We continue to express our disapproval, whenever rules are broken. Thirty years ago, women were expected to write a certain kind of book—if they wanted their work to see the light of day. An exotic version of Jane Austen in a sari, was hoped for by publishers, too, unsure of how any other style or story would work in the ultra-conservative market. They were bang on! Starry Nights was an unapologetic bodice-ripper, with cuss words and crude sex. I was writing about a rambunctious film industry, replete with rollicking affairs and clandestine rolls in the hay.

Illustration: Bhaskaran Illustration: Bhaskaran

Our wonderful movie stars—sexually adventurous then, as they are today—needed to be depicted and celebrated the way they were and still are! Come on… we are talking movie stars. Not well-disciplined, chaste, obedient boy scouts and girl guides! Their antics were wild and awe-inspiring. That is what made them different and impossibly alluring. So yes, Starry Nights refused to take the sanitised route.

There was Aasha Rani, the luscious, predatory protagonist out to make it—and make a hero or two, while she was at it. Shocking? Hardly so… except that back in those days, without social media, movie stars could hang on to their secrets and flings, their sexcapades and romps in foreign locales, without the outside world getting even a whiff of it.

What has changed dramatically is all thanks to that beast called SM (Sado-masochistic Social Media). Nothing remains hidden, down to the last lip-filler and hair transplant. Actors themselves have become masters of media manipulation—mystique be damned. They go all out cranking up the publicity machine and upping their game by the micro-second. From risqué airport looks clad in what resembles inner-wear to glimpses of butt-cracks and cleavages as they slide in and out of luxury limos, our stars are ready to flash and flaunt at the drop of a g-string. Nothing is off-limits, nothing stays under wraps. Affairs, break ups, hook ups, divorce, proposals and propositions—bring it on!

Every celebrity is a commodity today. All movie stars want to monetise their ‘brand’. Not a moment in their hectic lives is considered too personal or sacred, not to be out there for the world to feast on. That is how the biskoot crumbles across the world. If you are in showbiz—you show!

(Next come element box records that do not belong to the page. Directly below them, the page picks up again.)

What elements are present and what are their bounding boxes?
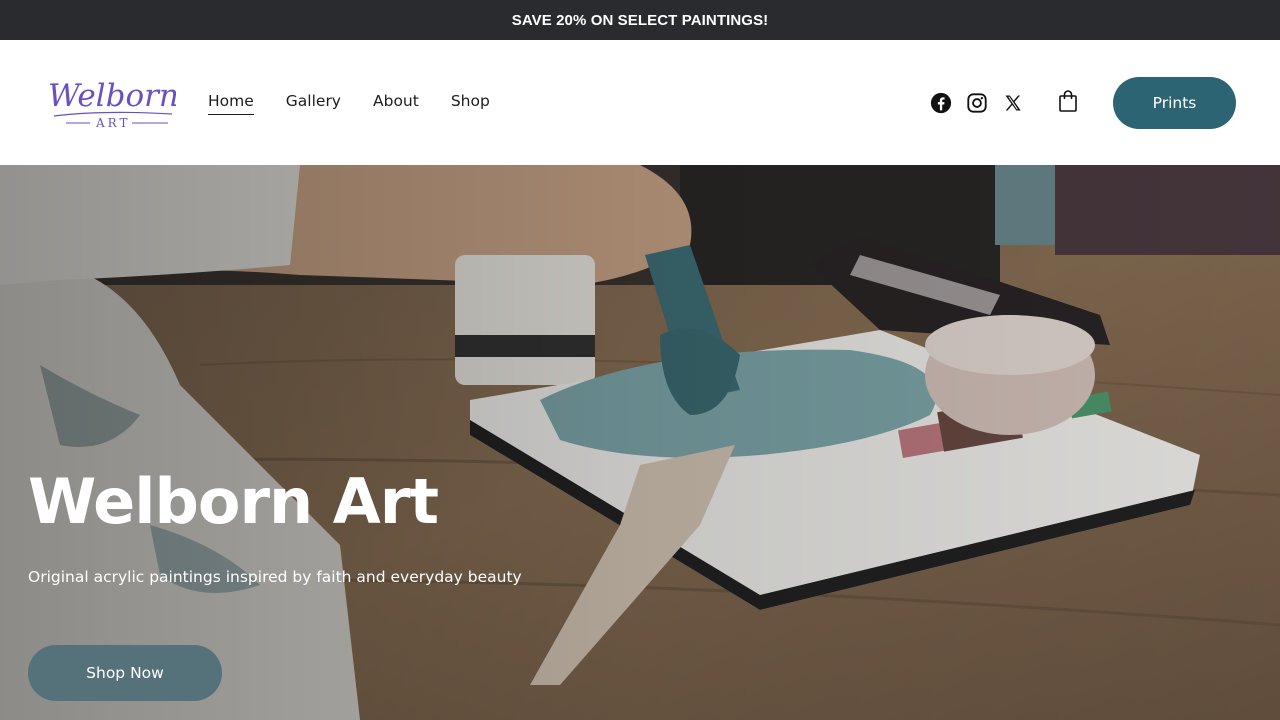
logo-subtext: ART (95, 116, 131, 130)
prints-button[interactable]: Prints (1113, 77, 1236, 129)
instagram-icon[interactable] (965, 91, 989, 115)
hero-section: Welborn Art Original acrylic paintings i… (0, 165, 1280, 720)
hero-background-image (0, 165, 1280, 720)
announcement-bar: SAVE 20% ON SELECT PAINTINGS! (0, 0, 1280, 40)
nav-gallery[interactable]: Gallery (286, 92, 341, 115)
facebook-icon[interactable] (929, 91, 953, 115)
nav-about[interactable]: About (373, 92, 419, 115)
shopping-bag-icon[interactable] (1056, 89, 1080, 113)
nav-home[interactable]: Home (208, 92, 254, 115)
site-logo[interactable]: Welborn ART (44, 72, 179, 136)
site-header: Welborn ART Home Gallery About Shop Prin… (0, 40, 1280, 165)
nav-shop[interactable]: Shop (451, 92, 490, 115)
logo-text: Welborn (48, 78, 176, 114)
x-icon[interactable] (1001, 91, 1025, 115)
hero-subtitle: Original acrylic paintings inspired by f… (28, 568, 522, 586)
main-nav: Home Gallery About Shop (208, 92, 522, 115)
shop-now-button[interactable]: Shop Now (28, 645, 222, 701)
hero-title: Welborn Art (28, 465, 439, 538)
announcement-text: SAVE 20% ON SELECT PAINTINGS! (511, 11, 769, 29)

Today’s stars are perfectly happy to play ball, provided someone pays for the ride. Thirty years ago, media itself was a lot less aggressive. There were no TRP battles raging and PR agencies rarely went beyond issuing bland press releases before a big movie launch. The private lives of stars attracted intense curiosity—but the real fun was to unearth a few juicy scandals, as we at Stardust did, with such aplomb.

Today, it is the stars who stage scandalous photo-ops, provided they are assured of getting a fat fee for letting it all hang out. There are price tags on every aspect of their lives. Having a baby? Do a book! Wedding? Call the networks for an exclusive deal. Divorce? Issue a public statement. Death in the family? Inform the media. Mental health crisis? Start a podcast. There are goals and goals to be scored and sold; fitness tops the list. Gain weight, drop weight, shrink, expand—but make sure it is all on Insta, kilo by kilo.

I love the new brazenness of Bollywood—no filters, no edits. Even the stodgiest of desis are getting used to the new normal where star kids hit international headlines on drug abuse charges, and reality shows stop at nothing. In a country where kissing was considered a mild form of perversion, gigantic movie posters now feature graphic lip-locks—and nobody dies at traffic signals.

But, yes, Starry Nights still raises eyebrows—aren’t I lucky?